Where the kit comprises a container, the container can be in any conventional shape or form as known in the art which is made of a pharmaceutically acceptable material, for example a sealed packet (e.g., foil), a paper or cardboard box, a glass or plastic bottle or jar, a re-sealable bag (e.g., to hold a “refill” of tablets for placement into a different container), or a blister pack with individual doses for pressing out of the pack according to a therapeutic schedule. The container employed may depend on the exact dosage form involved, for example a conventional cardboard box may not generally be used to hold a gel or liquid suspension. Further, it is feasible that more than one container may be used together in a single package to market a single dosage form. For example, foil packets containing gel may be contained within a box, which in turn may be wrapped in a plastic film.

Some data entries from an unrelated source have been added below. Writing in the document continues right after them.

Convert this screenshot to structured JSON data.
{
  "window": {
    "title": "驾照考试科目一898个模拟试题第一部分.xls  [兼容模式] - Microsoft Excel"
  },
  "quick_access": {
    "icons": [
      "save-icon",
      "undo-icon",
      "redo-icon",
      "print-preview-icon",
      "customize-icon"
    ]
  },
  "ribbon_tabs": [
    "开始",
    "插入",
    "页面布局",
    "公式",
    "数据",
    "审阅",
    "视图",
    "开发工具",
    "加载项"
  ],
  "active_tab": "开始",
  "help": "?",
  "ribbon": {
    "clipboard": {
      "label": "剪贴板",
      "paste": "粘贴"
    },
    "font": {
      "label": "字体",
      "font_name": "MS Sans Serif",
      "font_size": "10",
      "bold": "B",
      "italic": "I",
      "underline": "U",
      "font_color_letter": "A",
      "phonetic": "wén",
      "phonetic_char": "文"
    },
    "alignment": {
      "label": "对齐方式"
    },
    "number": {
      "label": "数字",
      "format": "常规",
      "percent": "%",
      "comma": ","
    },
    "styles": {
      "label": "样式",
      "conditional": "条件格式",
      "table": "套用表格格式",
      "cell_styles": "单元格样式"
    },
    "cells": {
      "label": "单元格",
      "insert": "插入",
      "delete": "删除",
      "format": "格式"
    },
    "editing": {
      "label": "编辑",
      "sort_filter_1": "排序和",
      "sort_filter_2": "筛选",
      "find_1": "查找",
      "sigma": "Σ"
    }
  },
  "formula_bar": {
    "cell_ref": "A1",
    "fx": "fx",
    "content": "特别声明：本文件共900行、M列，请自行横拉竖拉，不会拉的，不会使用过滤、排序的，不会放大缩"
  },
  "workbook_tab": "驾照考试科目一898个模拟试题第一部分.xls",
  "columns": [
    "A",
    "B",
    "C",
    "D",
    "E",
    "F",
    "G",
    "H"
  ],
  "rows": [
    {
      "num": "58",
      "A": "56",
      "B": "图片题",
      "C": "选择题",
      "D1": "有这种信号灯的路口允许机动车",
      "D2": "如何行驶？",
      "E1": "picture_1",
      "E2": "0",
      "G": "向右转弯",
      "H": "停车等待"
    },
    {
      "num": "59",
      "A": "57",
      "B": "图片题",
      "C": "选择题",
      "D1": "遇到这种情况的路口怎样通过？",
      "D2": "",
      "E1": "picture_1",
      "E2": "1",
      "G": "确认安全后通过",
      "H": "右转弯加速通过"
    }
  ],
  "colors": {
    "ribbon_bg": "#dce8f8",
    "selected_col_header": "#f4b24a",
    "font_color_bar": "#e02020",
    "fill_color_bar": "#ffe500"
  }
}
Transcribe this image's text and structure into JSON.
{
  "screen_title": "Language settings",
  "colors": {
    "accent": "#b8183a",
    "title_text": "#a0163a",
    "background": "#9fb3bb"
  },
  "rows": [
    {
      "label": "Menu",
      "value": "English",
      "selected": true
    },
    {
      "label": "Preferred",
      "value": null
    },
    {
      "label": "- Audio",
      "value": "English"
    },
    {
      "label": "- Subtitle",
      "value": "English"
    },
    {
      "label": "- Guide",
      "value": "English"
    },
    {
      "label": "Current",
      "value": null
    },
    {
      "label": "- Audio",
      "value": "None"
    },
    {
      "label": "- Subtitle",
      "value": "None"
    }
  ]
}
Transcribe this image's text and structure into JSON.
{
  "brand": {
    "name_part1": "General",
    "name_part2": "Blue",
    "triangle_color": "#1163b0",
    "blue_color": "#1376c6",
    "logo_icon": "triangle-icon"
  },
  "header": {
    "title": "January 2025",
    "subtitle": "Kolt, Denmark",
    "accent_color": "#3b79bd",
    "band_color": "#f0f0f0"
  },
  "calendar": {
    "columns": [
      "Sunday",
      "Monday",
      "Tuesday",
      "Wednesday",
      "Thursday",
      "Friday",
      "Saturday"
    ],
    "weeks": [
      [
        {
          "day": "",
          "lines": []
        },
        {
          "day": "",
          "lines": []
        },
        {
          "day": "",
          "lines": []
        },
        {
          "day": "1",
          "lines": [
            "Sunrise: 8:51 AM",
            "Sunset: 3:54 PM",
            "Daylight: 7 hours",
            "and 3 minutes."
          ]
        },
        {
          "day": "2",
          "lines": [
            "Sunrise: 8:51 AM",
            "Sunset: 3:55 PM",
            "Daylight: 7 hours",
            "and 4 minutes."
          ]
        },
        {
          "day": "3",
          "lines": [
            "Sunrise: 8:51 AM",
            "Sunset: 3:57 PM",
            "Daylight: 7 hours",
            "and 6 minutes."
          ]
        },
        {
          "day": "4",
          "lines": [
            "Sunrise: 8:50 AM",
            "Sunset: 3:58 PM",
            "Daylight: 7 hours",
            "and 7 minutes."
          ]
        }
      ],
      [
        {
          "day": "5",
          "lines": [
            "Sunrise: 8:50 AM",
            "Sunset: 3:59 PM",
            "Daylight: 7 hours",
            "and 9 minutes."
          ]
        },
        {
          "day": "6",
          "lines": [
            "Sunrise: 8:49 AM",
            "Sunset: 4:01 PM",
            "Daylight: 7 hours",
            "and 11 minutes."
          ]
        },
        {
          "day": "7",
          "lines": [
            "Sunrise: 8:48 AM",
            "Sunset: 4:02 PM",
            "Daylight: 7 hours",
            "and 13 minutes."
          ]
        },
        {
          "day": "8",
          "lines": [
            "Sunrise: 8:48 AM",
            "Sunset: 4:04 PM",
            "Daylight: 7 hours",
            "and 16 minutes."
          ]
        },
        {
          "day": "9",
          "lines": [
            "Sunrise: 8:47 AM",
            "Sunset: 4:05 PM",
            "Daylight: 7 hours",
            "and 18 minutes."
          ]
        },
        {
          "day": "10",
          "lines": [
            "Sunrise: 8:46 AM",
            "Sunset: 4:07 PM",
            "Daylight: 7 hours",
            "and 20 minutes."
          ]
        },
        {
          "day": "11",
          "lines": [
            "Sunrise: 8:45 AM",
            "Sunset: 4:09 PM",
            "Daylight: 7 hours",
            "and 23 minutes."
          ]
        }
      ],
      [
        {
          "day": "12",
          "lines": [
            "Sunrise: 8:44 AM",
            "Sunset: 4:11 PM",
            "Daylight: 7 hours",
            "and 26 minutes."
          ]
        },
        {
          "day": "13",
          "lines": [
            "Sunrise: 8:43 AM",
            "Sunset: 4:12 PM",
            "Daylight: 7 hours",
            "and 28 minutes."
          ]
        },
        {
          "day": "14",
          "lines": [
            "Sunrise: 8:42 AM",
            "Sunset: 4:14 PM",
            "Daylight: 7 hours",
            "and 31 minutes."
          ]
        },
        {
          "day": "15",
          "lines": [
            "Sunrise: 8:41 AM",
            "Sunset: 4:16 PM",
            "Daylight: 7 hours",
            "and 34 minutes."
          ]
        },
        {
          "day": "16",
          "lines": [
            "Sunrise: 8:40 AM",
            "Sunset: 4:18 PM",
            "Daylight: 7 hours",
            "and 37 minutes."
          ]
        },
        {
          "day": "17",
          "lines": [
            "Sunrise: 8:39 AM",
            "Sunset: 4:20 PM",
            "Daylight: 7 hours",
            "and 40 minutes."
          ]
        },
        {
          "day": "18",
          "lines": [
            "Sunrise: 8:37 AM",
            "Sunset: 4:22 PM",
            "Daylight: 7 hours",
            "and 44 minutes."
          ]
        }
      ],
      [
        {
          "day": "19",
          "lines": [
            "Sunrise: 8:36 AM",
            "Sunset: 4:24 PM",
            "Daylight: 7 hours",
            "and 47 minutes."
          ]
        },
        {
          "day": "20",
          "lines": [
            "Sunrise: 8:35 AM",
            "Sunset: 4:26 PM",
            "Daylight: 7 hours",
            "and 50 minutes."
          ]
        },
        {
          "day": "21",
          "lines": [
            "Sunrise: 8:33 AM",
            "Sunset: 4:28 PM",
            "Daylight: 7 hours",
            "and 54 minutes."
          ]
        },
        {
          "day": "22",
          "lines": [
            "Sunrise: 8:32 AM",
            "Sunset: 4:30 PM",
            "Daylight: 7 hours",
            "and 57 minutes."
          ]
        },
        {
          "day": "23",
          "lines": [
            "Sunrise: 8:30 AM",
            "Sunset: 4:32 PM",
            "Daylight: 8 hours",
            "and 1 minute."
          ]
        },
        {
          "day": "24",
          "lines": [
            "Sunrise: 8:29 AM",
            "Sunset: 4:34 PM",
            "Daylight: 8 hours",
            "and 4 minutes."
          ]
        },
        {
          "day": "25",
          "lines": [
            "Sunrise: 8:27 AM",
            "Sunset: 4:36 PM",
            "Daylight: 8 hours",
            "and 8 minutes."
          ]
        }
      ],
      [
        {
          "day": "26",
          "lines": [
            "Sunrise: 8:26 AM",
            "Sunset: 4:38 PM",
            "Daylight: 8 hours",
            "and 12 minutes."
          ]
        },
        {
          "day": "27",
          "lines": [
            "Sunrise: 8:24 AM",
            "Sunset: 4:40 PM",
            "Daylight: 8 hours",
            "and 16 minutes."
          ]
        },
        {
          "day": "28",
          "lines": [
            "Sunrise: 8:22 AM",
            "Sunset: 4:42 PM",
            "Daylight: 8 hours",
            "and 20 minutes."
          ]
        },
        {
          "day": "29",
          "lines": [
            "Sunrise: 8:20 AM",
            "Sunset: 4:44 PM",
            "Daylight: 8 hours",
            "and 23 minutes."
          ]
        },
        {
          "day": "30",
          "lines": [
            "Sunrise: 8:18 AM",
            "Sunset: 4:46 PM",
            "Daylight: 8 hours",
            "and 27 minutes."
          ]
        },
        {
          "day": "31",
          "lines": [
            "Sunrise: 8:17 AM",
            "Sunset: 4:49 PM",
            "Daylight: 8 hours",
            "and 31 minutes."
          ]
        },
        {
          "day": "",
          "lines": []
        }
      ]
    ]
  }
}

An example of such a kit is a so-called foil packet. Foil packets are well known in the packaging industry and are being widely used for the packaging of pharmaceutical unit dosage forms (gels, tablets, capsules, and the like). Foil packets generally consist of two sheets of foil that are joined together to form a sealed cavity. The cavity may have the size and shape of individual dose form of gel or cream. Next, the dosage form of active ingredient(s) may be placed in the cavity and the packet may be sealed. As a result, dosage forms may be individually sealed or collectively sealed, as desired, in the cavity. Preferably the strength of the foil sheets is such that the dose form may be removed from the packet by manually tearing the packet and applying pressure on the cavity. In this example, the gel may then be squeezed out of the opening.

In some embodiments, it may be desirable to provide a written memory aid, where the written memory aid is of the type containing information and/or instructions for the physician, pharmacist or subject, e.g., in the form of number of times a day or week a gel should be applied. Another example of such a memory aid may be a calendar printed on the card e.g., as follows “First Week, Monday, Tuesday, . . . ” etc. “Second Week, Monday, Tuesday, . . . ” etc. Additionally, any other variations of memory aids may be implemented.

In another embodiment, the kit may be a dispenser designed to dispense the daily doses one at a time. In some embodiments, the dispenser may be equipped with a memory-aid, so as to further facilitate compliance with the regimen. An example of such a memory-aid may be a mechanical counter, which indicates the number of daily doses that, have been dispensed. Another example of such a memory-aid may be a battery-powered micro-chip memory coupled with a liquid crystal readout, or audible reminder signal which, for example, reads out the date that the last daily dose has been taken and/or reminds one when the next dose is to be taken.

In addition to any previously indicated modification, numerous other variations and alternative arrangements may be devised by those skilled in the art without departing from the spirit and scope of the invention, and appended claims are intended to cover such modifications and arrangements. Thus, while the invention has been described above with particularity and detail in connection with what is presently deemed to be the most practical and preferred aspects of the invention, it will be apparent to those of ordinary skill in the art that numerous modifications, including, but not limited to, form, function, manner of operation and use may be made without departing from the principles and concepts set forth herein. Also, as used herein, examples are meant to be illustrative only and should not be construed to be limiting in any manner.